Наконец-то объявляют прибытие. Встречающие толпятся рядом с автоматической стальной дверью. Ожидание утомляет, изматывает. Достаю из сумочки зеркальце, проверяю макияж. Не могу удержаться, набираю номер Максима, но телефон отключен.

Из-за духоты, нервов, мелькающих лиц людей мне становится дурно, но я не обращаю на это внимание.

Жду.

Створки двери разъезжаются в разные стороны, шеи встречающих вытягиваются, каждый ищет глазами своих родных. Выходит первый пассажир, но это не Максим.

Разочарование.

Вновь жду, пока не откроется дверь, выхожу на середину и заглядываю внутрь. Десятки людей с чемоданами цепочкой следуют к выходу, но своего мужчину я не вижу.
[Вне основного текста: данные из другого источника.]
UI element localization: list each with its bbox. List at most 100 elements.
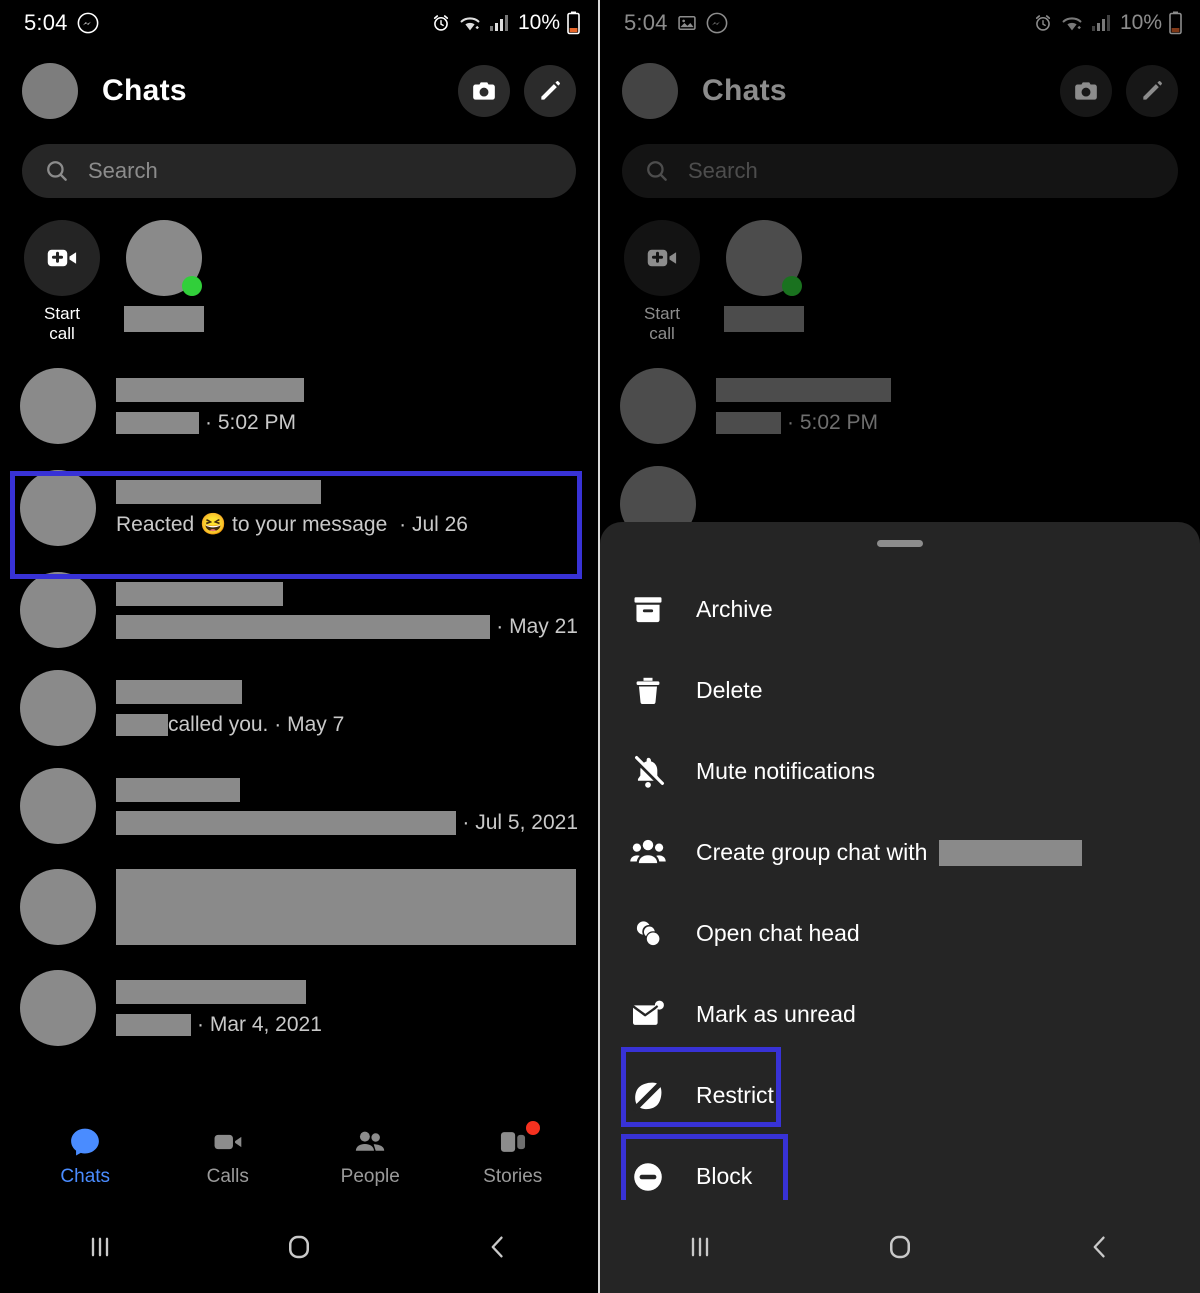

Радостные улыбки, приветствия, слезы. Но не мои. Потому что Максима все еще не видно. Толпа редеет. Нервное напряжение растет. Я прокручиваю в голове нашу встречу. Волнуюсь, что он может передумать насчет нас. Отметаю эту мысль к черту. Поправляю носочек на крохотной ножке сына.

Когда остается всего несколько человек вокруг, я замечаю справа от себя знакомые лица. Мать Максима и…его бывшая жена. А эта что здесь забыла? Неужели?..

Додумать не успеваю, потому что дверь открывается для очередного прибывшего и в этот момент, в нескольких метрах от выхода я замечаю ЕГО.

Он идет медленно. Хромает. Крепко сжимает трость и упирается на нее. Нога перевязана выше колена. Борода отросла. Под глазом ссадина. Исхудавший. Уставший. Мой.